Pourtant, lorsque Gmail a été lancé pour la première fois, beaucoup considéraient cela comme un pari énorme pour Google, qui s’était déjà imposé avec son moteur de recherche. « Beaucoup de gens pensaient que c’était une très mauvaise idée, tant du point de vue produit que stratégique », a déclaré le créateur de Gmail, Paul Buchheit. TEMPS en 2014. « Le problème était que cela n’avait rien à voir avec la recherche sur le Web. »

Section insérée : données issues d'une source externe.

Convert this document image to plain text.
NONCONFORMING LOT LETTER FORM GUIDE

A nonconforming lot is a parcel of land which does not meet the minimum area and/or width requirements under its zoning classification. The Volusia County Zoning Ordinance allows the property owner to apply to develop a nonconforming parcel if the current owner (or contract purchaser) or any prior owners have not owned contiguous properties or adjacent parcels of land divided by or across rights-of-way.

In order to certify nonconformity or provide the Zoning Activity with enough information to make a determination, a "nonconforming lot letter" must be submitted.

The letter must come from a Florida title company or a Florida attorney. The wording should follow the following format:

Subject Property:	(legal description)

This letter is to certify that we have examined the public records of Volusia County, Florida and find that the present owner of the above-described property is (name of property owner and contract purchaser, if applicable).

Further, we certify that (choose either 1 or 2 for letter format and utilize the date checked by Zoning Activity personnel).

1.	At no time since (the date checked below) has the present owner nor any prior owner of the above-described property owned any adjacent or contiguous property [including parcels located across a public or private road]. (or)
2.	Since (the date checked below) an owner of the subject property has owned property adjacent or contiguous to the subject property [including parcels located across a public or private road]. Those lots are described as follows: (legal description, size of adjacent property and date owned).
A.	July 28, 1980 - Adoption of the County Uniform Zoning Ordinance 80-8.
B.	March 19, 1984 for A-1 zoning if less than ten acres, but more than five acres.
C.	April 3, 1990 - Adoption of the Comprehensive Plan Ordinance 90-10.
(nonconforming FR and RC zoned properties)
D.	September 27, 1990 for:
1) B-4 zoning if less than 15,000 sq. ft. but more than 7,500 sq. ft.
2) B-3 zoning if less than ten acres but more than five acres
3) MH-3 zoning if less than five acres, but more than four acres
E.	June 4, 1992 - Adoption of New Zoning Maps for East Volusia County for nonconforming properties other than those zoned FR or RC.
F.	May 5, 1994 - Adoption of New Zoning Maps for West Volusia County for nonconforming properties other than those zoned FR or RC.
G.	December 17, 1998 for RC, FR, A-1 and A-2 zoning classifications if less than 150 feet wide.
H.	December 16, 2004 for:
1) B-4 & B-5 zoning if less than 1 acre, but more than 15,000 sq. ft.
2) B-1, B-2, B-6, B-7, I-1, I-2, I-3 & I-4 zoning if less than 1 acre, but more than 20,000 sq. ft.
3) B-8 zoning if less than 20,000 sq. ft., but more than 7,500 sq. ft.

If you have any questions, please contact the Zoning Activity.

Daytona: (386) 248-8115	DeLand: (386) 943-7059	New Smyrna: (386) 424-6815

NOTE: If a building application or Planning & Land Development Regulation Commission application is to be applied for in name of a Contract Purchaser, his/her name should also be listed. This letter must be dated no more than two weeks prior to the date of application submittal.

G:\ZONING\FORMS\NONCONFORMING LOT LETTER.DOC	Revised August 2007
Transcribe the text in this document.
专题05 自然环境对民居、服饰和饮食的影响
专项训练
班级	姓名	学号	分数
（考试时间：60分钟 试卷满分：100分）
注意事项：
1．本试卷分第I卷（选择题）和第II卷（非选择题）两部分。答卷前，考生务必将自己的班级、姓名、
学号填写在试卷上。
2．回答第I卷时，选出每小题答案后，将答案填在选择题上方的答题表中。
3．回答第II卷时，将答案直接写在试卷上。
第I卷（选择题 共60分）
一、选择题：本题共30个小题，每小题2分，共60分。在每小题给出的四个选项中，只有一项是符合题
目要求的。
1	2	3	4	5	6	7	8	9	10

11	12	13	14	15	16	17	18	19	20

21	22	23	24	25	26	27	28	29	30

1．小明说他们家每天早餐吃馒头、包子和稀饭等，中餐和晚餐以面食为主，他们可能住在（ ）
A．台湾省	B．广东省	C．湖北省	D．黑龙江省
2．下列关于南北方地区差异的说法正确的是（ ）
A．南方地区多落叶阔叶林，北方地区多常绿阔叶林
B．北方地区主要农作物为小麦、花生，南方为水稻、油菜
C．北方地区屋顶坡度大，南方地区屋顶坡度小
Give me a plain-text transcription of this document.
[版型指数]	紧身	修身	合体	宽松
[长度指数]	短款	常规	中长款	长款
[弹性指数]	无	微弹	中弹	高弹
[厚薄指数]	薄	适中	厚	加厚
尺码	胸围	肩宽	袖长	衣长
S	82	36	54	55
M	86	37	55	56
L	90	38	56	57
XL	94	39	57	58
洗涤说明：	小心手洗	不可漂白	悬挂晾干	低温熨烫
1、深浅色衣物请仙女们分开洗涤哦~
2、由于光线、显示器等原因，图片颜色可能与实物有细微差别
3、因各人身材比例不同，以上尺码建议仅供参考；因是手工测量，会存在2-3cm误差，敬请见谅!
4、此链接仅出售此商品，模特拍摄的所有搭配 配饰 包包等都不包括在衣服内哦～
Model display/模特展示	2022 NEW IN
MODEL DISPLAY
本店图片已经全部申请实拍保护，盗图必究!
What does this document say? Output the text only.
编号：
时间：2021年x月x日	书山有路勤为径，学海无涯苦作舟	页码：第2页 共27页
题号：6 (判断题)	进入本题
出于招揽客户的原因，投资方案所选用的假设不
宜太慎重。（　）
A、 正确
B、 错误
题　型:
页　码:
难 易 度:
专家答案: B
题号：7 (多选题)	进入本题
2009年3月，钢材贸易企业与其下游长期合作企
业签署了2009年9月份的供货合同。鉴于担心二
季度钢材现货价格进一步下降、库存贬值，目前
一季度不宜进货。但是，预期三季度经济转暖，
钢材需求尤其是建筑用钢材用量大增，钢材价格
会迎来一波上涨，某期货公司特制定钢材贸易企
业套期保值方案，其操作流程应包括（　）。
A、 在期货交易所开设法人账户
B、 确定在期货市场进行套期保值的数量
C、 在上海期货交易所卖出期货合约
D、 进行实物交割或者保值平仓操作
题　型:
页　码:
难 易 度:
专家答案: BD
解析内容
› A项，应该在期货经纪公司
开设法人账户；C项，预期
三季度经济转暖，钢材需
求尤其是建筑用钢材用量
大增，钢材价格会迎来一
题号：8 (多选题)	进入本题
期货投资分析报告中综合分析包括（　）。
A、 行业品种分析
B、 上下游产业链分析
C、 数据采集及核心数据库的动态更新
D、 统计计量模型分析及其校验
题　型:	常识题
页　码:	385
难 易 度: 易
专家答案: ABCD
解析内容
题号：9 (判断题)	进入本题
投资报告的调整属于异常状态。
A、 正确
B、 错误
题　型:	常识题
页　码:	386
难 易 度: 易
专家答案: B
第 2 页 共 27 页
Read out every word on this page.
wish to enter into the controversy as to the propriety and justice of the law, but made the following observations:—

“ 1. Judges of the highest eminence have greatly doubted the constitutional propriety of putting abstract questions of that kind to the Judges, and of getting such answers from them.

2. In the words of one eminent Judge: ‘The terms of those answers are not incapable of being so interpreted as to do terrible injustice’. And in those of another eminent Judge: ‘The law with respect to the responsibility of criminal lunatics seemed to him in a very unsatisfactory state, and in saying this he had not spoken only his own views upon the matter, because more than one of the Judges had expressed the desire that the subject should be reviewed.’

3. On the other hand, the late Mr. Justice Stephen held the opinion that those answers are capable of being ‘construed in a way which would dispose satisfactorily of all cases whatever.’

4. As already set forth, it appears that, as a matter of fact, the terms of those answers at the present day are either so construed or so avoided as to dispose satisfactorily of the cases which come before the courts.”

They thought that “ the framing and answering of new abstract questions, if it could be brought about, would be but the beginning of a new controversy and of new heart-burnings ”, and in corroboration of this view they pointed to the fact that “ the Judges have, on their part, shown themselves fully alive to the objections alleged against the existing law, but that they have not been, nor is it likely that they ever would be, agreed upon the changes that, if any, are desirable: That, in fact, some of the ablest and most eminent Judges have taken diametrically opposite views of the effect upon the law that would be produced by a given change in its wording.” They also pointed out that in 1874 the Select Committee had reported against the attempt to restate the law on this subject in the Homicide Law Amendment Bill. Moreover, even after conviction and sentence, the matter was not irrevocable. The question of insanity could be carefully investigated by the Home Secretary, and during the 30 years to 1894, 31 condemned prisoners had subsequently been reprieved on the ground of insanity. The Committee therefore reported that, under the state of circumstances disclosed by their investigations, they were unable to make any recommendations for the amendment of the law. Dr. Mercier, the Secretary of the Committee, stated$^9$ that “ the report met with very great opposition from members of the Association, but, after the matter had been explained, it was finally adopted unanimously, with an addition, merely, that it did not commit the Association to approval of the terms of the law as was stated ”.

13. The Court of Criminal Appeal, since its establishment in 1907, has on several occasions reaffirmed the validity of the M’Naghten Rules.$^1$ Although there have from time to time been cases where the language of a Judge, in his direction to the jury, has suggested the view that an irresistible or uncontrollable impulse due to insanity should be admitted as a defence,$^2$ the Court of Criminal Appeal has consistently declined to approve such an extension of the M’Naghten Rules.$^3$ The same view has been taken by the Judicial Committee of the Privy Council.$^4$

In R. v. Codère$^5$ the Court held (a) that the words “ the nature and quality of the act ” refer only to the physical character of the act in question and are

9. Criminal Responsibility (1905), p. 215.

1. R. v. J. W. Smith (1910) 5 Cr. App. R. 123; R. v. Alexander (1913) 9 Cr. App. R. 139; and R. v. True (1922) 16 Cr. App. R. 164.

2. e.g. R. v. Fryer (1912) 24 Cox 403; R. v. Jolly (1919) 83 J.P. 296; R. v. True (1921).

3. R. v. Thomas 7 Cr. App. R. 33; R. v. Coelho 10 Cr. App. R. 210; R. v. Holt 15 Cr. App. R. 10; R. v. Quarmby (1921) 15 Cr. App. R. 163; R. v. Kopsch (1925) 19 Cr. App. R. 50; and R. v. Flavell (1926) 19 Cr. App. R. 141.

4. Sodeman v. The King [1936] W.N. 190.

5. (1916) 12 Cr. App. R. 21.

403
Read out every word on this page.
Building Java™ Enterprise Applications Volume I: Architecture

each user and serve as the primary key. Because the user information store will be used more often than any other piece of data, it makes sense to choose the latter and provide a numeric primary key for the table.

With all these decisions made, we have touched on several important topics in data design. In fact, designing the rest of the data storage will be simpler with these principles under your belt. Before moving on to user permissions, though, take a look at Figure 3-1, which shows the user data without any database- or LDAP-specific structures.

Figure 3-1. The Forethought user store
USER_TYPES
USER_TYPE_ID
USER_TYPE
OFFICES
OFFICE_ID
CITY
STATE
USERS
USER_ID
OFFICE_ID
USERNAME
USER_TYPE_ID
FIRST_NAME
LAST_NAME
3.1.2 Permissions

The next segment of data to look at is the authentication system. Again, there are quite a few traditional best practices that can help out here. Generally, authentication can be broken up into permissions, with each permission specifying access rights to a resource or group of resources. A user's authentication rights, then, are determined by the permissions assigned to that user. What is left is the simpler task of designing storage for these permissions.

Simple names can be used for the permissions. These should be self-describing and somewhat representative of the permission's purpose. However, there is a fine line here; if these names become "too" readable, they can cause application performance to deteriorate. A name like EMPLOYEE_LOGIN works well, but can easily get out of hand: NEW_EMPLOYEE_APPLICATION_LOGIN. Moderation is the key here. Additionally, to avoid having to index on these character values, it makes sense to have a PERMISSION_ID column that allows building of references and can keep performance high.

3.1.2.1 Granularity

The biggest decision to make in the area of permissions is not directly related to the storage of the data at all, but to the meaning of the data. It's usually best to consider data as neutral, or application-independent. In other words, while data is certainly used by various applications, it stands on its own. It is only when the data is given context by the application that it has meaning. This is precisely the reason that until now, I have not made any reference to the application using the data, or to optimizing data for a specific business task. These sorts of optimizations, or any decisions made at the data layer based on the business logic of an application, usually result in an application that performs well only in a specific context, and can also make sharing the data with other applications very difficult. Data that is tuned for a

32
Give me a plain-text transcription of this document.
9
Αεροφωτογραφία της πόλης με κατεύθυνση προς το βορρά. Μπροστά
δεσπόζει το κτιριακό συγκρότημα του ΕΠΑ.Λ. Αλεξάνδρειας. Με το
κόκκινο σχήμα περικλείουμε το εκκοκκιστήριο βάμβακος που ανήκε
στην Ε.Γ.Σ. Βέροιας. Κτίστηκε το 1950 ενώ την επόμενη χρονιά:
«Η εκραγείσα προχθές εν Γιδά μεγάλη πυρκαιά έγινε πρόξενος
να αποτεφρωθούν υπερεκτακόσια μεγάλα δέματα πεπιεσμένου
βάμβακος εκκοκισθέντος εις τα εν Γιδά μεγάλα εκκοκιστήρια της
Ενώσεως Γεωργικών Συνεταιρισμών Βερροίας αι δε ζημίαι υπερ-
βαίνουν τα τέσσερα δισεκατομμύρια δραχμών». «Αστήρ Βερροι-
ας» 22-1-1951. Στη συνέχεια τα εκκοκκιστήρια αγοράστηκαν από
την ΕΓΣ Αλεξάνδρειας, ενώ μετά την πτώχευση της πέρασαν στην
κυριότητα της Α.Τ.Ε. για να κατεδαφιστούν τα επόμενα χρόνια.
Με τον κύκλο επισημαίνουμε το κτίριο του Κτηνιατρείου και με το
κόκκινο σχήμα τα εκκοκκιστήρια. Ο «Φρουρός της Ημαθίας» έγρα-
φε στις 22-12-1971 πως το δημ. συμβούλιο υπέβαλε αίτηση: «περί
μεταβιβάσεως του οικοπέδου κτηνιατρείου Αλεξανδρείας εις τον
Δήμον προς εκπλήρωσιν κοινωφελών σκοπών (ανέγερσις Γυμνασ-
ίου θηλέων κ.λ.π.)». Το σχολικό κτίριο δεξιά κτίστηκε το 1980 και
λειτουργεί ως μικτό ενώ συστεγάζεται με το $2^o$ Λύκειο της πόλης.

Les choses se sont évidemment bien passées et la domination de Gmail n’a fait que se renforcer. Gmail a franchi la barre du milliard d’utilisateurs en 2016 et son nombre a depuis doublé. Il est toujours à la pointe de l’innovation en matière de courrier électronique, 20 ans après sa première mise en ligne, intégrant des fonctionnalités de plus en plus avancées pour rendre le processus de réception et de réponse aux courriers électroniques (qui, soyons honnêtes, est une corvée quotidienne redoutée pour beaucoup d’entre nous) beaucoup plus important. Plus facile. Gmail a peut-être finalement changé son approche en matière de collecte de données, mais le précédent qu’il a créé est désormais profondément ancré dans l’échange de services sur Internet ; les entreprises prennent toutes les données qu’elles peuvent auprès des consommateurs alors que ils le peuvent et demandent pardon plus tard.